Siendo un sueño todo comenzó de pronto, en mitad del asunto y sin ningún aviso. Usted estaba sentado conmigo a una mesa bajo los portales de un onírico zócalo oaxaqueño. Yo lo escuchaba hablar de las culturas poliédricas y tercermundistas que tanto le atraían, de la desorganización dinámica que las caracterizaba, de las actitudes despreocupadas que observaba entre sus gentes, de su lento ritmo de vida, de sus otras mediciones temporales, de sus relaciones familiares horizontales, cuando lo interrumpí para pedirle que me explicara aquel epígrafe sobre el patinaje transcrito en un capítulo del libro de Haile Selassie, el Rey de Reyes. Usted hablaba en polaco, yo en español, y así nos entendíamos.
---Se trata de un método de vida que podría llamarse “Lo importante que es caer sin hacerse daño”. Toda caída indolora consiste en una caída dirigida. Al ver que se pierde el equilibrio debe dirigirse el cuerpo hacia el lado en que la caída será menos perjudicial. Los músculos se aflojan y uno se encoge al tiempo que proteje su cabeza. Una caída así programada no es peligrosa. Pero intentar evitarla a todo trance puede significar lo contrario: un riesgo mucho mayor. Es todo un arte caer como se debe.

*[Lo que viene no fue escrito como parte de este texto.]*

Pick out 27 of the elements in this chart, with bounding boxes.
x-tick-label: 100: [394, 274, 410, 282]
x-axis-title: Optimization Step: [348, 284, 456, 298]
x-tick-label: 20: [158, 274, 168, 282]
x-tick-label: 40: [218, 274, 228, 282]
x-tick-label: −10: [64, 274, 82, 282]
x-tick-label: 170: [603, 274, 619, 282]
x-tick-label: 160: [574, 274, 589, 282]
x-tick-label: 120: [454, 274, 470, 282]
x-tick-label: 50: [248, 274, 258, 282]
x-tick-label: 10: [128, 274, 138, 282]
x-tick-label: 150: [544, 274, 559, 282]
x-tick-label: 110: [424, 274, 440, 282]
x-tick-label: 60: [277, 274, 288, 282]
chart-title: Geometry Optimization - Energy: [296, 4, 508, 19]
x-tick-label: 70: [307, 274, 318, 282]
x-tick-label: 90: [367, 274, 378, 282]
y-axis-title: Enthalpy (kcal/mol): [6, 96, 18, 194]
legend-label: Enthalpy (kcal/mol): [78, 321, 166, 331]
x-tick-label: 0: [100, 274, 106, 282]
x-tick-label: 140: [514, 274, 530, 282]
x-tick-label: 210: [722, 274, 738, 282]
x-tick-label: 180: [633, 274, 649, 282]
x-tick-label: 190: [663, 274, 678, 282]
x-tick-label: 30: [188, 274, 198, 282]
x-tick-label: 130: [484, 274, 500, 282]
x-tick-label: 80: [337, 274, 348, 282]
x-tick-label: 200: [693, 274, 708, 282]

Al escuchar tal instrucción en su voz, espejo de una alma suave y melodiosa, quise corresponderle contándole una historia leída en Herodoto, un autor que sin duda frecuentaba mucho más que yo. De inmediato supe que conocía bien ese pasaje, pero usted en su invariable cortesía me dejó continuar hasta el final. Le conté aquella parte de la prostitución sagrada en Babilonia, una costumbre que el historiador griego moralmente reprobaba, y según la cual todas las mujeres nativas del país, pobres o ricas, debían ir al templo de Mylitta una vez en la vida para ahí ofrecerse a un desconocido por una humilde moneda de plata. Insistí en la parte literaria de la historia que por entonces, arbitrariedad del sueño, me ocupaba: la prolongada espera de una mujer poco agraciada a la que durante meses ningún cliente requería. Usted sonrió, sólo sonrió, y los dos nos evaporamos. No tengo constancia de haberle ofrecido entonces escribir esa historia, pero me quedé con la sensación de que usted no me malquería.

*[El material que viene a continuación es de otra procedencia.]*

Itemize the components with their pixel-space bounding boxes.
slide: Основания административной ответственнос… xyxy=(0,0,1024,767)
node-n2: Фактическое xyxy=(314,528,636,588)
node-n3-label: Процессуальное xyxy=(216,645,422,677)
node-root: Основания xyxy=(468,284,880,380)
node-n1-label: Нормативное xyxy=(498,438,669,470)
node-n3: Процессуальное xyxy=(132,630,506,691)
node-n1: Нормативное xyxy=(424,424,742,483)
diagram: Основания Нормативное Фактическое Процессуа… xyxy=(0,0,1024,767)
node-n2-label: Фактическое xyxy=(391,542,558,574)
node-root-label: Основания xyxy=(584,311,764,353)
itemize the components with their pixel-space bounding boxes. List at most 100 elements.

Hace poco, querido K, un joven escritor envió para mi consideración las primeras páginas de su novela. Mi respuesta fue perentoria: le propuse olvidar todo lo escrito y que antes de recomenzar lo leyera a usted, sólo a usted, antes que a Flaubert inclusive. Mi opinión fue que cualquiera de sus libros, todos ellos obras maestras, bien leído podría enseñarle a describir y no a relatar, a consignar y no a expresar, a alejarse del baboso sentimiento para procurar el logro de un lenguaje cargado de sentido a su máxima posibilidad. No sé si me hará caso, allá él. Acaso sólo me queda repetirle, querido K, las palabras que tiempo atrás le dirigió aquella anciana polaca en el Hotel Zanzíbar. Las escribió el poeta Staff, su compatriota, y vuelven a ser para usted: “Y todo es tan dulce, silencioso, desvaído, / y hoy es tan extraño el mundo circundante, / como si pasases por aquí hace un instante, / rozando la hierba con el borde de tu vestido.”
Muy feliz muerte, generoso maestro múltiple, enviado de Dios, pues apuesto confiado a que en mis sueños y entre sus canónicos libros inagotables mientras yo viva nos volveremos a ver.